Student life also varies enormously from one university to the other. Does your child enjoy sports, night life; perhaps they have more a cultural inclination towards theatre and the arts. Talk to students who show you round and find out what it is that students do in their spare time. What are the clubs and societies and do they cater for your child’s particular interests? The extra curricula activities play a large part in the university experience and so it is also important to consider these when making choices.

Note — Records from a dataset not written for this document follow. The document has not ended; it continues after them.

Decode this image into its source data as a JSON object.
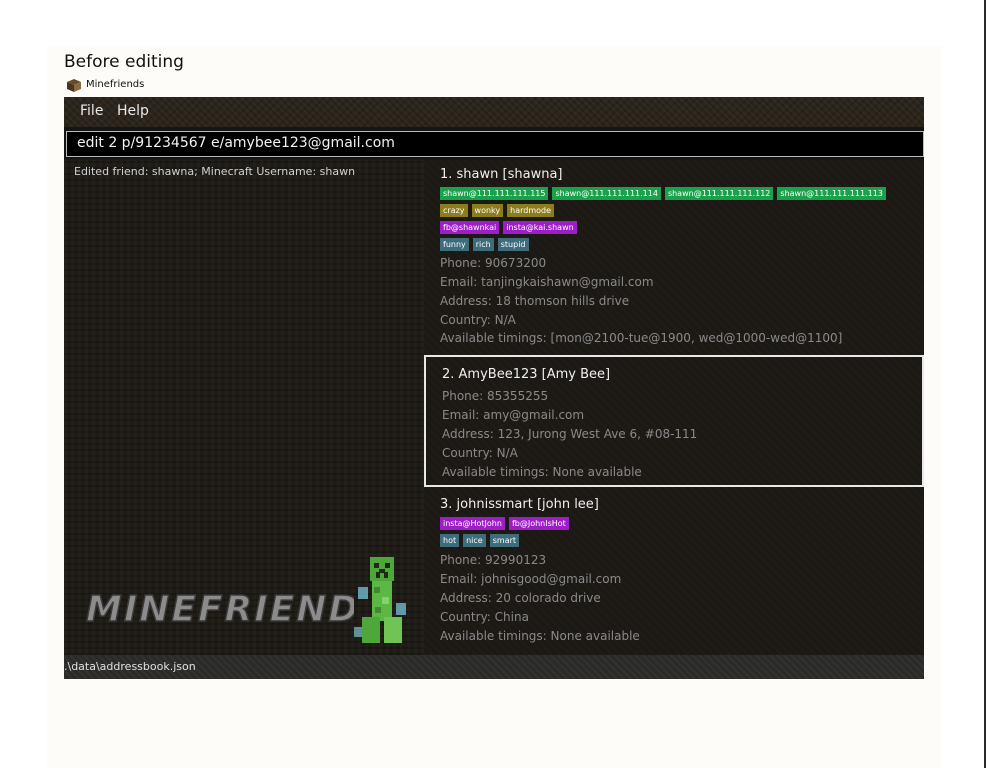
{
  "caption": "Before editing",
  "window": {
    "title": "Minefriends"
  },
  "menu": {
    "file": "File",
    "help": "Help"
  },
  "command": {
    "value": "edit 2 p/91234567 e/amybee123@gmail.com"
  },
  "result": {
    "text": "Edited friend: shawna; Minecraft Username: shawn"
  },
  "logo": {
    "text": "MINEFRIENDS"
  },
  "friends": [
    {
      "title": "1.  shawn [shawna]",
      "servers": [
        "shawn@111.111.111.115",
        "shawn@111.111.111.114",
        "shawn@111.111.111.112",
        "shawn@111.111.111.113"
      ],
      "game_types": [
        "crazy",
        "wonky",
        "hardmode"
      ],
      "socials": [
        "fb@shawnkai",
        "insta@kai.shawn"
      ],
      "tags": [
        "funny",
        "rich",
        "stupid"
      ],
      "phone": "Phone: 90673200",
      "email": "Email: tanjingkaishawn@gmail.com",
      "address": "Address: 18 thomson hills drive",
      "country": "Country: N/A",
      "timings": "Available timings: [mon@2100-tue@1900, wed@1000-wed@1100]"
    },
    {
      "title": "2.  AmyBee123 [Amy Bee]",
      "phone": "Phone: 85355255",
      "email": "Email: amy@gmail.com",
      "address": "Address: 123, Jurong West Ave 6, #08-111",
      "country": "Country: N/A",
      "timings": "Available timings: None available"
    },
    {
      "title": "3.  johnissmart [john lee]",
      "socials": [
        "insta@HotJohn",
        "fb@JohnIsHot"
      ],
      "tags": [
        "hot",
        "nice",
        "smart"
      ],
      "phone": "Phone: 92990123",
      "email": "Email: johnisgood@gmail.com",
      "address": "Address: 20 colorado drive",
      "country": "Country: China",
      "timings": "Available timings: None available"
    }
  ],
  "status": {
    "path": ".\\data\\addressbook.json"
  },
  "colors": {
    "server_tag": "#1aa14b",
    "game_type_tag": "#8b7d1c",
    "social_tag": "#9d1ec7",
    "tag": "#3d6c7a"
  },
  "icons": {
    "app": "minecraft-block-icon",
    "mascot": "creeper-icon"
  }
}
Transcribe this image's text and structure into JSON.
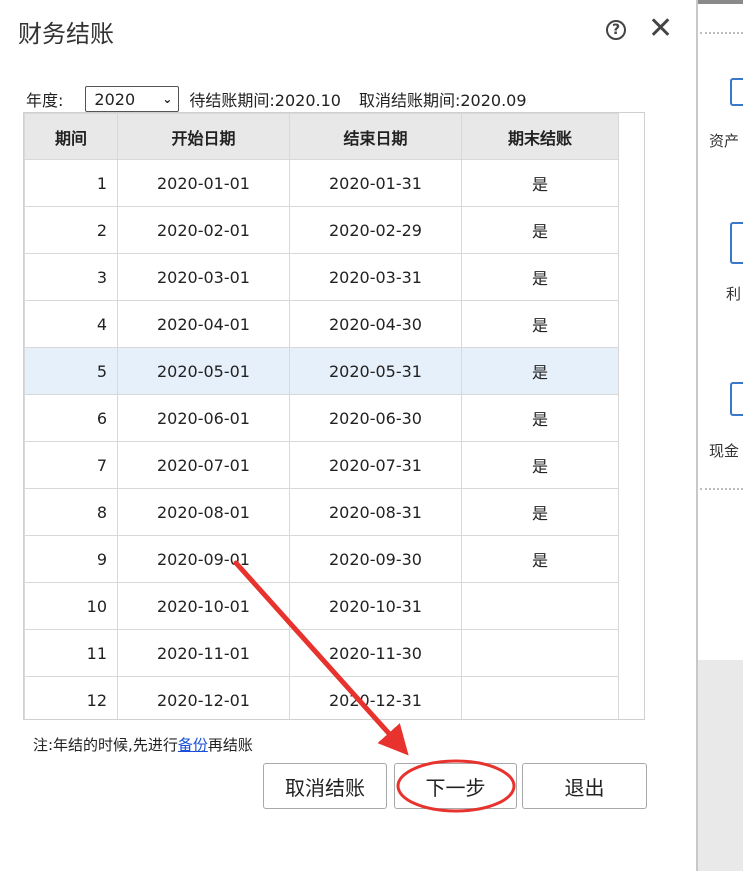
{
  "dialog": {
    "title": "财务结账",
    "help_icon": "question-circle-icon",
    "close_icon": "close-icon",
    "close_glyph": "✕",
    "help_glyph": "?"
  },
  "toolbar": {
    "year_label": "年度:",
    "year_value": "2020",
    "pending_label": "待结账期间:2020.10",
    "cancel_label": "取消结账期间:2020.09"
  },
  "table": {
    "headers": [
      "期间",
      "开始日期",
      "结束日期",
      "期末结账"
    ],
    "rows": [
      {
        "period": "1",
        "start": "2020-01-01",
        "end": "2020-01-31",
        "closed": "是"
      },
      {
        "period": "2",
        "start": "2020-02-01",
        "end": "2020-02-29",
        "closed": "是"
      },
      {
        "period": "3",
        "start": "2020-03-01",
        "end": "2020-03-31",
        "closed": "是"
      },
      {
        "period": "4",
        "start": "2020-04-01",
        "end": "2020-04-30",
        "closed": "是"
      },
      {
        "period": "5",
        "start": "2020-05-01",
        "end": "2020-05-31",
        "closed": "是"
      },
      {
        "period": "6",
        "start": "2020-06-01",
        "end": "2020-06-30",
        "closed": "是"
      },
      {
        "period": "7",
        "start": "2020-07-01",
        "end": "2020-07-31",
        "closed": "是"
      },
      {
        "period": "8",
        "start": "2020-08-01",
        "end": "2020-08-31",
        "closed": "是"
      },
      {
        "period": "9",
        "start": "2020-09-01",
        "end": "2020-09-30",
        "closed": "是"
      },
      {
        "period": "10",
        "start": "2020-10-01",
        "end": "2020-10-31",
        "closed": ""
      },
      {
        "period": "11",
        "start": "2020-11-01",
        "end": "2020-11-30",
        "closed": ""
      },
      {
        "period": "12",
        "start": "2020-12-01",
        "end": "2020-12-31",
        "closed": ""
      }
    ]
  },
  "note": {
    "prefix": "注:年结的时候,先进行",
    "link": "备份",
    "suffix": "再结账"
  },
  "buttons": {
    "cancel_close": "取消结账",
    "next": "下一步",
    "exit": "退出"
  },
  "background": {
    "items": [
      "资产",
      "利",
      "现金"
    ]
  },
  "colors": {
    "annotation_red": "#e8322d",
    "link_blue": "#1a4fd6",
    "selected_row": "#e6f0fb"
  }
}
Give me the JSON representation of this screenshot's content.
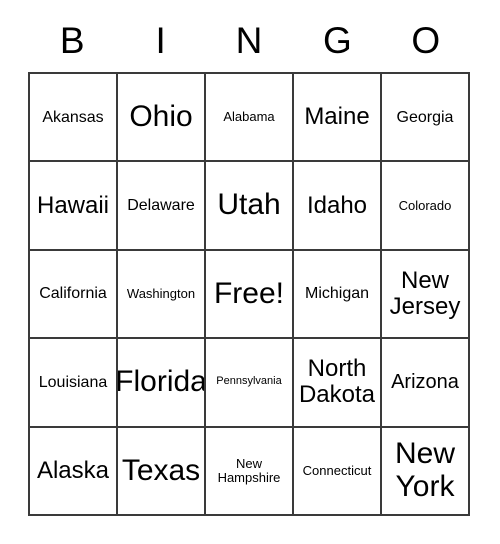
{
  "card": {
    "title": "BINGO card",
    "header_letters": [
      "B",
      "I",
      "N",
      "G",
      "O"
    ],
    "free_space_label": "Free!",
    "colors": {
      "text": "#000000",
      "border": "#3a3a3a",
      "background": "#ffffff"
    },
    "rows": [
      [
        {
          "label": "Akansas",
          "size": "s-md"
        },
        {
          "label": "Ohio",
          "size": "s-xxl"
        },
        {
          "label": "Alabama",
          "size": "s-sm"
        },
        {
          "label": "Maine",
          "size": "s-xl"
        },
        {
          "label": "Georgia",
          "size": "s-md"
        }
      ],
      [
        {
          "label": "Hawaii",
          "size": "s-xl"
        },
        {
          "label": "Delaware",
          "size": "s-md"
        },
        {
          "label": "Utah",
          "size": "s-xxl"
        },
        {
          "label": "Idaho",
          "size": "s-xl"
        },
        {
          "label": "Colorado",
          "size": "s-sm"
        }
      ],
      [
        {
          "label": "California",
          "size": "s-md"
        },
        {
          "label": "Washington",
          "size": "s-sm"
        },
        {
          "label": "Free!",
          "size": "s-xxl"
        },
        {
          "label": "Michigan",
          "size": "s-md"
        },
        {
          "label": "New Jersey",
          "size": "s-xl"
        }
      ],
      [
        {
          "label": "Louisiana",
          "size": "s-md"
        },
        {
          "label": "Florida",
          "size": "s-xxl"
        },
        {
          "label": "Pennsylvania",
          "size": "s-xs"
        },
        {
          "label": "North Dakota",
          "size": "s-xl"
        },
        {
          "label": "Arizona",
          "size": "s-lg"
        }
      ],
      [
        {
          "label": "Alaska",
          "size": "s-xl"
        },
        {
          "label": "Texas",
          "size": "s-xxl"
        },
        {
          "label": "New Hampshire",
          "size": "s-sm"
        },
        {
          "label": "Connecticut",
          "size": "s-sm"
        },
        {
          "label": "New York",
          "size": "s-xxl"
        }
      ]
    ]
  }
}
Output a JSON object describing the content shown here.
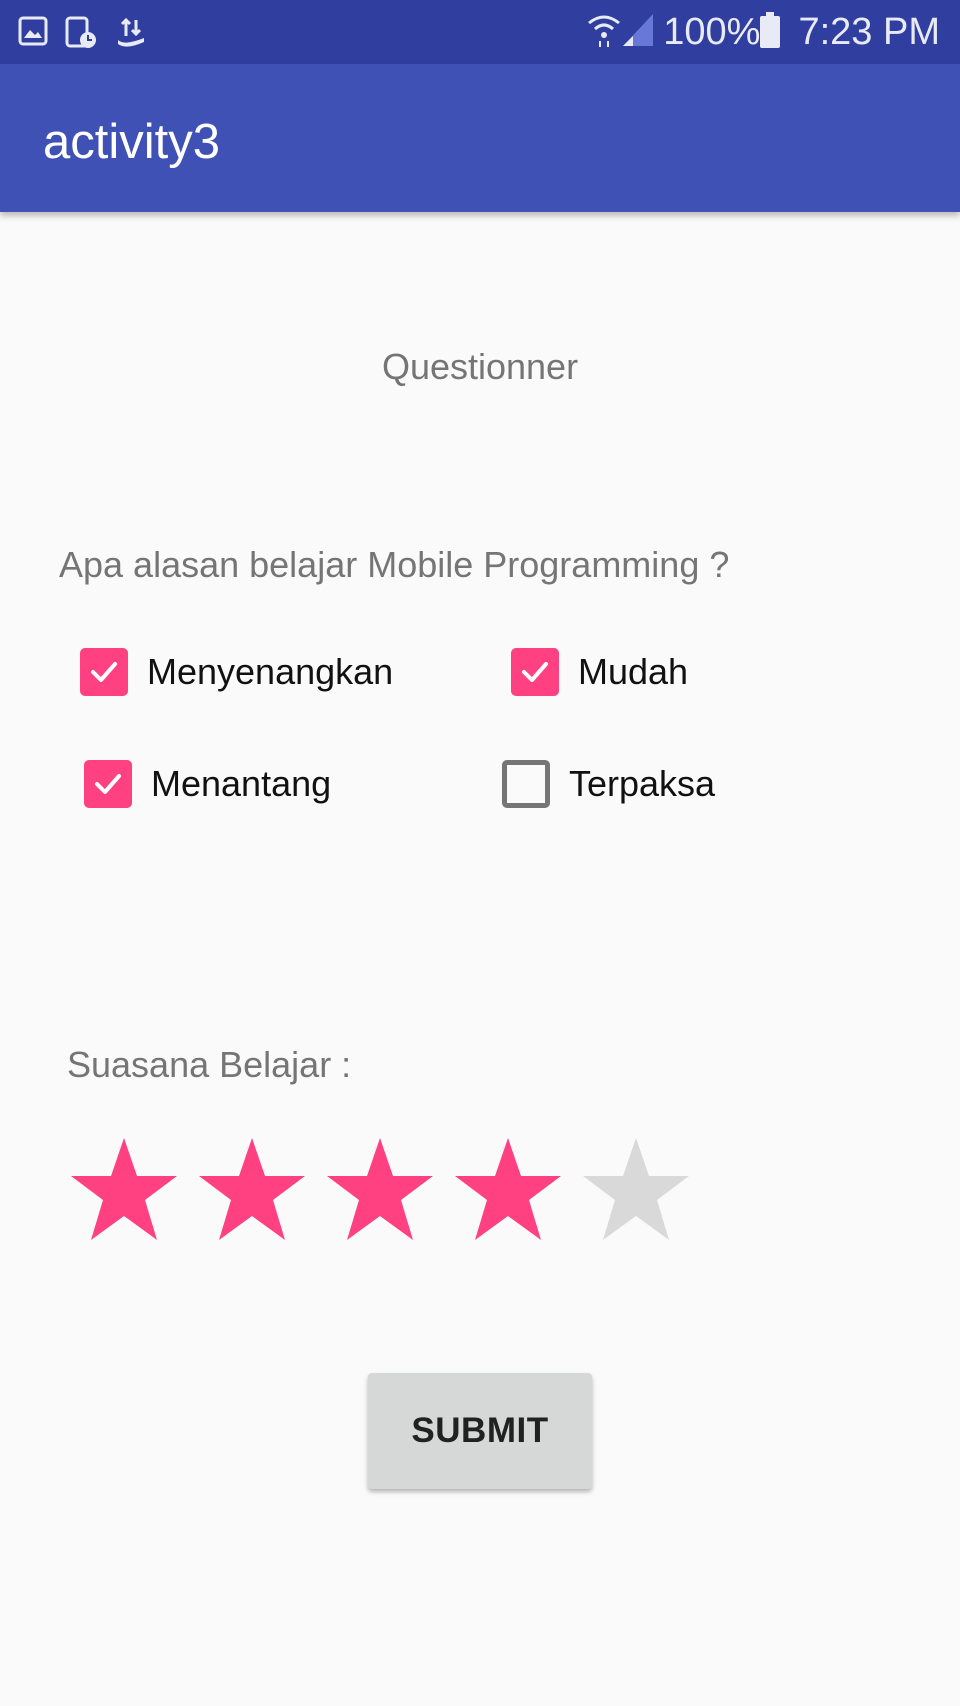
{
  "status_bar": {
    "battery_percent": "100%",
    "time": "7:23 PM",
    "icons": [
      "gallery-icon",
      "screenshot-timer-icon",
      "transfer-icon",
      "wifi-icon",
      "signal-icon",
      "battery-icon"
    ]
  },
  "app_bar": {
    "title": "activity3"
  },
  "page": {
    "section_title": "Questionner"
  },
  "question": {
    "text": "Apa alasan belajar Mobile Programming ?",
    "options": [
      {
        "label": "Menyenangkan",
        "checked": true
      },
      {
        "label": "Mudah",
        "checked": true
      },
      {
        "label": "Menantang",
        "checked": true
      },
      {
        "label": "Terpaksa",
        "checked": false
      }
    ]
  },
  "rating": {
    "label": "Suasana Belajar :",
    "value": 4,
    "max": 5
  },
  "submit": {
    "label": "SUBMIT"
  },
  "colors": {
    "status_bar": "#303f9f",
    "app_bar": "#3f51b5",
    "accent": "#ff4081",
    "star_empty": "#d9d9d9"
  }
}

4. Financial considerations
The cost of tuition fees at each university is set by the university itself and can vary from one to the other for what can appear to be the same course. Make sure you compare the costs and content of each course your child is interested in as well as the accommodation costs and cost of living in each town or city. Living in London and travelling on the tube will cost a lot more than living in other cities in the north of England such as Manchester or Sheffield and of course than living in a more remote university such as St Andrews. More and more universities are also now offering scholarships, grants and bursaries to help students with their funding. It is also worth investigating what alternative funding opportunities are available for students at each university, as this may enable them to reduce their student debt. You can read our Complete Guide to the Cost of University for more information.

5. League tables
Some people will argue that too much emphasis is placed on league tables, but the truth is people do pay attention to them. Many universities will tell you as you go to visit them that they do not like the league tables as they vary depending on the criteria applied and they are not really a true reflection of the university, and then in the next sentence they will proclaim how well they fare in one league table or another. It is definitely worth investigating how your choices fare in the league tables as well as the national student survey ( ) for student satisfaction. Graduate employability is also worth considering, as ultimately the aim of going to university is to get a better job. Having said all that, we would not recommend basing your choices purely on the league tables, which is why we have put it fifth, after all our other considerations.